吉本隆明「個人と公をつなぐもの」

ここの所、経済学を学習している。
経済学は経済現象を全て全体から見ることで現象をとらえようとしている。
新自由主義経済学は、数式を使ってモデル化し現象をとらえようとする。
そこには、一人一人の生きている人の人生(労働)というものは見えてこない。
 
NHK「日本人は何を考えてきたか(吉本隆明)」のビデオを見た。
吉本が古典経済学から出発したことは知っていた。
だから、見ようと思ったのだが、その経済学のことはあまり取り上げられていたかった。
「言語とは何か」から説明していた。
 
     自己表出←→指示表出
(自分の中の言葉) (コミュニケーションの言葉)
 
言語は他者とのコミュニケーションの手段や機能ではない。
それは、枝葉の問題で根幹は沈黙(自己表出)である。
コミュニケーションよりも自己表出の方に、より豊かな世界があることの自覚である。
(マスコミに流されるのではなく)おかしいな・何か変だな・と違和感を感じることを大事にしようということだ。
 
ここまでは高度経済成長。
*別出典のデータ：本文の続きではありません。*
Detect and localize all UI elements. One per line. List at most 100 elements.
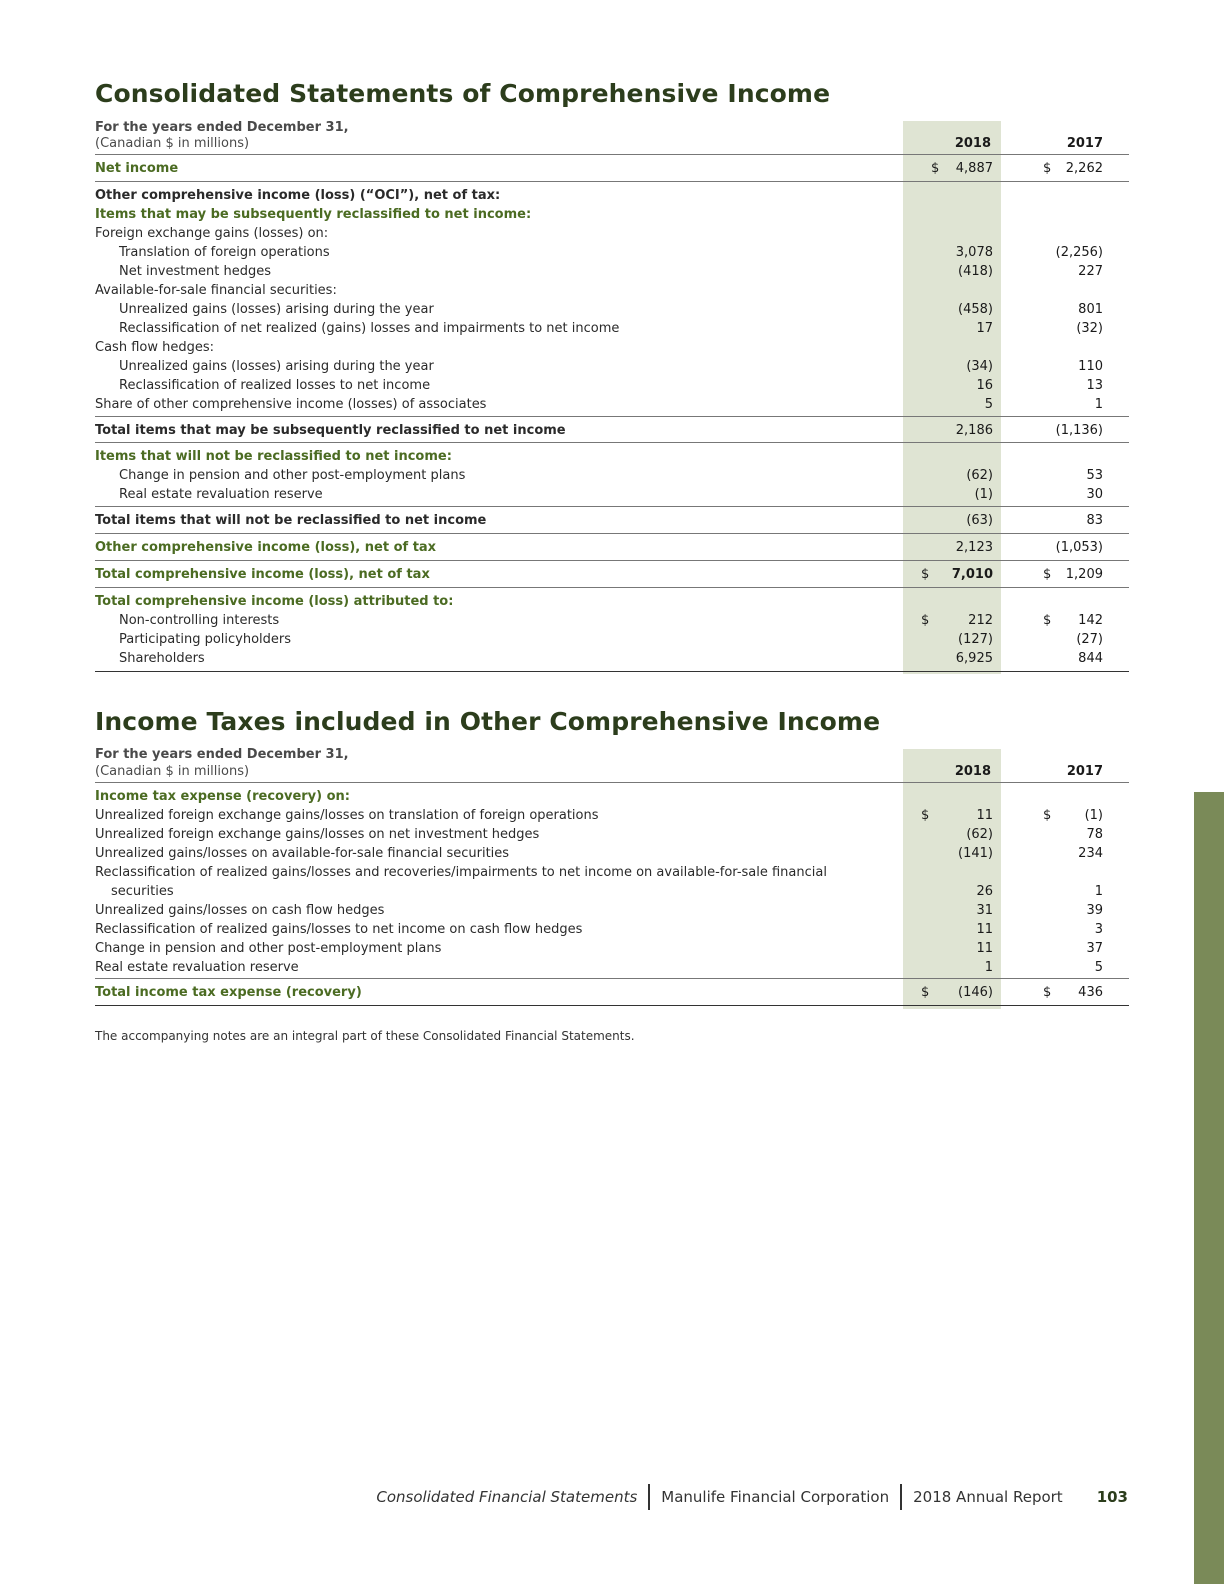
value-2017: 1 (1094, 884, 1103, 899)
table-bottom-rule (95, 1005, 1129, 1006)
row-label: Unrealized gains/losses on cash flow hed… (95, 903, 385, 918)
value-2017: (2,256) (1055, 245, 1103, 260)
row-label: Other comprehensive income (loss) (“OCI”… (95, 188, 501, 203)
table-row: Participating policyholders (127) (27) (95, 630, 1129, 649)
value-2017: 436 (1078, 985, 1103, 1000)
row-label: Net income (95, 161, 179, 176)
row-label: Total items that will not be reclassifie… (95, 513, 487, 528)
value-2017: (1,136) (1055, 423, 1103, 438)
row-label: Reclassification of realized gains/losse… (95, 865, 827, 880)
table-row: Real estate revaluation reserve 1 5 (95, 958, 1129, 977)
table-row: Real estate revaluation reserve (1) 30 (95, 485, 1129, 504)
row-label: Total comprehensive income (loss), net o… (95, 567, 430, 582)
value-2017: 39 (1086, 903, 1103, 918)
value-2017: 1,209 (1065, 567, 1103, 582)
dollar-2018: $ (931, 161, 940, 176)
value-2018: 6,925 (955, 651, 993, 666)
row-label: Income tax expense (recovery) on: (95, 789, 351, 804)
col-header-2018: 2018 (954, 764, 991, 779)
row-label: Real estate revaluation reserve (119, 487, 323, 502)
row-label: Foreign exchange gains (losses) on: (95, 226, 329, 241)
dollar-2017: $ (1043, 161, 1052, 176)
table-row: Income tax expense (recovery) on: (95, 787, 1129, 806)
col-header-2017: 2017 (1066, 136, 1103, 151)
row-label: Other comprehensive income (loss), net o… (95, 540, 437, 555)
value-2018: 31 (976, 903, 993, 918)
value-2018: (458) (958, 302, 993, 317)
table-row: Net investment hedges (418) 227 (95, 262, 1129, 281)
row-label: Items that may be subsequently reclassif… (95, 207, 532, 222)
value-2018: (62) (966, 827, 993, 842)
value-2017: 37 (1086, 941, 1103, 956)
table-row: Unrealized gains (losses) arising during… (95, 300, 1129, 319)
table-header-unit: (Canadian $ in millions) 2018 2017 (95, 134, 1129, 153)
footnote: The accompanying notes are an integral p… (95, 1029, 635, 1043)
row-label: Real estate revaluation reserve (95, 960, 299, 975)
dollar-2017: $ (1043, 808, 1052, 823)
page-number: 103 (1096, 1488, 1128, 1506)
row-label: Available-for-sale financial securities: (95, 283, 337, 298)
table-row: Unrealized gains/losses on cash flow hed… (95, 901, 1129, 920)
row-label: Participating policyholders (119, 632, 292, 647)
value-2017: 234 (1078, 846, 1103, 861)
comprehensive-income-table: For the years ended December 31, (Canadi… (95, 118, 1129, 674)
table-header-period: For the years ended December 31, (95, 118, 1129, 137)
row-rule (95, 533, 1129, 534)
row-label-continued: securities (111, 884, 174, 899)
row-label: Unrealized gains/losses on available-for… (95, 846, 510, 861)
table-row: Share of other comprehensive income (los… (95, 395, 1129, 414)
row-rule (95, 587, 1129, 588)
value-2017: (1) (1084, 808, 1103, 823)
value-2017: 3 (1094, 922, 1103, 937)
value-2017: 110 (1078, 359, 1103, 374)
row-rule (95, 978, 1129, 979)
row-rule (95, 442, 1129, 443)
table-bottom-rule (95, 671, 1129, 672)
table-row: Unrealized gains/losses on available-for… (95, 844, 1129, 863)
row-label: Share of other comprehensive income (los… (95, 397, 487, 412)
value-2018: (63) (966, 513, 993, 528)
table-row-total: Total comprehensive income (loss), net o… (95, 565, 1129, 584)
table-row: Non-controlling interests $ 212 $ 142 (95, 611, 1129, 630)
row-label: Total income tax expense (recovery) (95, 985, 362, 1000)
value-2017: 30 (1086, 487, 1103, 502)
table-row: Available-for-sale financial securities: (95, 281, 1129, 300)
value-2018: 11 (976, 941, 993, 956)
col-header-2017: 2017 (1066, 764, 1103, 779)
table-header-unit: (Canadian $ in millions) 2018 2017 (95, 762, 1129, 781)
value-2018: 4,887 (955, 161, 993, 176)
footer-divider (648, 1484, 651, 1510)
table-row: Total comprehensive income (loss) attrib… (95, 592, 1129, 611)
value-2017: 2,262 (1065, 161, 1103, 176)
row-label: Reclassification of realized losses to n… (119, 378, 431, 393)
dollar-2017: $ (1043, 985, 1052, 1000)
value-2018: 11 (976, 922, 993, 937)
value-2017: 78 (1086, 827, 1103, 842)
value-2018: 26 (976, 884, 993, 899)
row-label: Reclassification of realized gains/losse… (95, 922, 583, 937)
dollar-2018: $ (921, 808, 930, 823)
table-row-total: Total items that will not be reclassifie… (95, 511, 1129, 530)
income-taxes-oci-table: For the years ended December 31, (Canadi… (95, 747, 1129, 1009)
value-2018: 11 (976, 808, 993, 823)
value-2018: 16 (976, 378, 993, 393)
value-2017: (27) (1076, 632, 1103, 647)
table-row-total: Total income tax expense (recovery) $ (1… (95, 983, 1129, 1002)
column-2018-shade (903, 749, 1001, 1009)
value-2018: 2,123 (955, 540, 993, 555)
value-2018: 7,010 (951, 567, 993, 582)
value-2017: 1 (1094, 397, 1103, 412)
row-rule (95, 506, 1129, 507)
value-2017: (32) (1076, 321, 1103, 336)
table-row: Change in pension and other post-employm… (95, 939, 1129, 958)
table-row: Unrealized foreign exchange gains/losses… (95, 806, 1129, 825)
value-2017: 142 (1078, 613, 1103, 628)
row-label: Translation of foreign operations (119, 245, 330, 260)
value-2018: (1) (974, 487, 993, 502)
footer-doc-title: Consolidated Financial Statements (376, 1488, 638, 1506)
dollar-2017: $ (1043, 567, 1052, 582)
value-2017: 53 (1086, 468, 1103, 483)
row-label: Non-controlling interests (119, 613, 280, 628)
table-row: Reclassification of net realized (gains)… (95, 319, 1129, 338)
1968年ごろから、自己からの出発は、さらに国家と個人との関係へと進む。
 
共同幻想(国家・企業) ⇄  自己幻想(個人と個人の関係)  
     ↖↘          ↗↙
     対幻想(個人と他者との関係)

  これは私と全体の間に第三項を入れている。
 批判もあってとても面白かったが、一番感じたのは、
吉本は常に個人から出発してまわりを考えているということだ。
上の概念も常に個人をもとにしている。
うろ覚えだが、経済学についても労働とは何かから出発している。
私の労働はどういう意味を持っているのかと追求したのだ。
 
大衆消費社会をどうとらえるかについては、
彼は技術者出身らしく科学に対する絶対的な信頼幻想があったと感じる。
でも、「個人の方が国家や公よりも大きくて強い」という言葉は勇気を与えるものだ。
 
国家=共同幻想に対して、第三項の対幻想を取り上げたのも、
個人と全体の間にちゃんとあるものを自覚したかったからだろう。